Classic Kerala dish — chicken stew kerala with coconut milk.
Prepare chicken: Cut 750g chicken into medium pieces. Marinate with half tsp turmeric, half tsp pepper and salt for 20 minutes.
Make coconut milk: Prepare thick and thin coconut milk from 1 fresh coconut.
Prepare vegetables: Cut 2 potatoes and 1 carrot into cubes. Slice 1 onion, 2-3 green chillies and 1-inch ginger thinly.
Cook base: Heat 2 tbsp coconut oil. Add whole spices — 2 cardamoms, 2 cloves, 1 cinnamon stick. Add sliced onion, green chilli and ginger. Cook 6-8 minutes until soft.
Add chicken: Add marinated chicken pieces. Cook on medium heat 5-6 minutes.

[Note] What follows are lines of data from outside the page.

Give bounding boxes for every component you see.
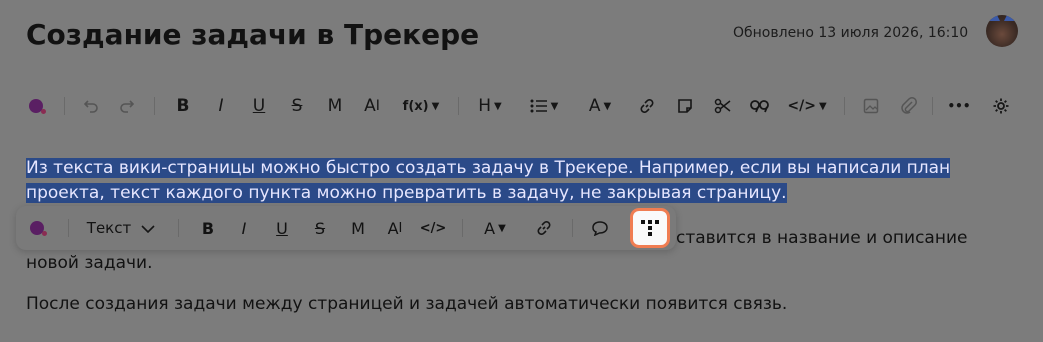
gear-icon[interactable] [988, 90, 1014, 122]
heading-label: H [478, 96, 492, 116]
redo-icon[interactable] [114, 90, 140, 122]
text-color-label: A [484, 218, 496, 238]
text-style-dropdown[interactable]: Текст [82, 212, 160, 244]
divider [458, 97, 459, 115]
create-tracker-task-button[interactable] [630, 208, 670, 248]
text-style-label: Текст [86, 219, 132, 237]
divider [64, 97, 65, 115]
divider [154, 97, 155, 115]
text-size-button[interactable]: AI [380, 212, 410, 244]
bold-button[interactable]: B [170, 90, 196, 122]
divider [844, 97, 845, 115]
underline-button[interactable]: U [268, 212, 296, 244]
undo-icon[interactable] [78, 90, 104, 122]
italic-button[interactable]: I [230, 212, 258, 244]
paragraph-line: новой задачи. [26, 253, 153, 273]
code-button[interactable]: </> [418, 212, 448, 244]
divider [462, 219, 463, 237]
formula-dropdown[interactable]: f(x) ▼ [396, 90, 446, 122]
attachment-icon[interactable] [896, 90, 922, 122]
chevron-down-icon: ▼ [818, 100, 827, 112]
bold-button[interactable]: B [194, 212, 222, 244]
divider [572, 219, 573, 237]
avatar-ear-right [1004, 15, 1016, 21]
text-color-label: A [588, 96, 601, 116]
editor-toolbar: B I U S M AI f(x) ▼ H ▼ ▼ A ▼ </> ▼ ••• [22, 90, 1022, 122]
tracker-icon [641, 220, 659, 236]
monospace-button[interactable]: M [322, 90, 348, 122]
strikethrough-button[interactable]: S [306, 212, 334, 244]
chevron-down-icon: ▼ [603, 100, 612, 112]
page-title: Создание задачи в Трекере [26, 18, 480, 51]
formula-label: f(x) [402, 98, 429, 114]
selected-text: Из текста вики-страницы можно быстро соз… [26, 158, 951, 203]
strikethrough-button[interactable]: S [284, 90, 310, 122]
text-color-dropdown[interactable]: A ▼ [580, 90, 620, 122]
code-label: </> [787, 98, 816, 114]
text-size-button[interactable]: AI [358, 90, 386, 122]
chevron-down-icon: ▼ [498, 222, 506, 234]
note-icon[interactable] [672, 90, 698, 122]
color-marker-icon[interactable] [22, 90, 50, 122]
divider [178, 219, 179, 237]
more-icon[interactable]: ••• [944, 90, 974, 122]
code-dropdown[interactable]: </> ▼ [784, 90, 830, 122]
text-size-label: A [387, 218, 399, 238]
text-color-dropdown[interactable]: A ▼ [474, 212, 516, 244]
link-icon[interactable] [530, 212, 558, 244]
color-marker-icon[interactable] [22, 212, 52, 244]
updated-timestamp: Обновлено 13 июля 2026, 16:10 [733, 25, 969, 41]
divider [932, 97, 933, 115]
image-icon[interactable] [858, 90, 884, 122]
quote-icon[interactable] [746, 90, 774, 122]
comment-icon[interactable] [586, 212, 614, 244]
selection-toolbar: Текст B I U S M AI </> A ▼ [16, 206, 676, 250]
chevron-down-icon: ▼ [494, 100, 502, 112]
link-icon[interactable] [634, 90, 660, 122]
avatar[interactable] [986, 15, 1018, 47]
avatar-ear-left [988, 15, 1000, 21]
chevron-down-icon: ▼ [431, 100, 440, 112]
paragraph: После создания задачи между страницей и … [26, 294, 788, 314]
italic-button[interactable]: I [208, 90, 234, 122]
heading-dropdown[interactable]: H ▼ [470, 90, 510, 122]
paragraph-line-tail: ставится в название и описание [676, 228, 968, 248]
monospace-button[interactable]: M [344, 212, 372, 244]
chevron-down-icon: ▼ [550, 100, 559, 112]
list-icon [530, 99, 547, 113]
selected-paragraph[interactable]: Из текста вики-страницы можно быстро соз… [26, 156, 1016, 206]
text-size-label: A [364, 96, 376, 116]
chevron-down-icon [141, 219, 155, 237]
divider [68, 219, 69, 237]
scissors-icon[interactable] [710, 90, 736, 122]
underline-button[interactable]: U [246, 90, 272, 122]
list-dropdown[interactable]: ▼ [524, 90, 564, 122]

Add vegetables: Add potato and carrot cubes. Toss to mix.
Add thin coconut milk: Pour 1.5 cups thin coconut milk. Bring to a gentle boil.
Simmer covered: Cook on medium heat 15-18 minutes until chicken and vegetables are tender.
Add thick coconut milk: Reduce heat to lowest. Add thick coconut milk. Stir gently 3-4 minutes. Do not boil.
Serve: Adjust salt. Chicken stew should be pale and mildly spiced. Serve with appam or puttu.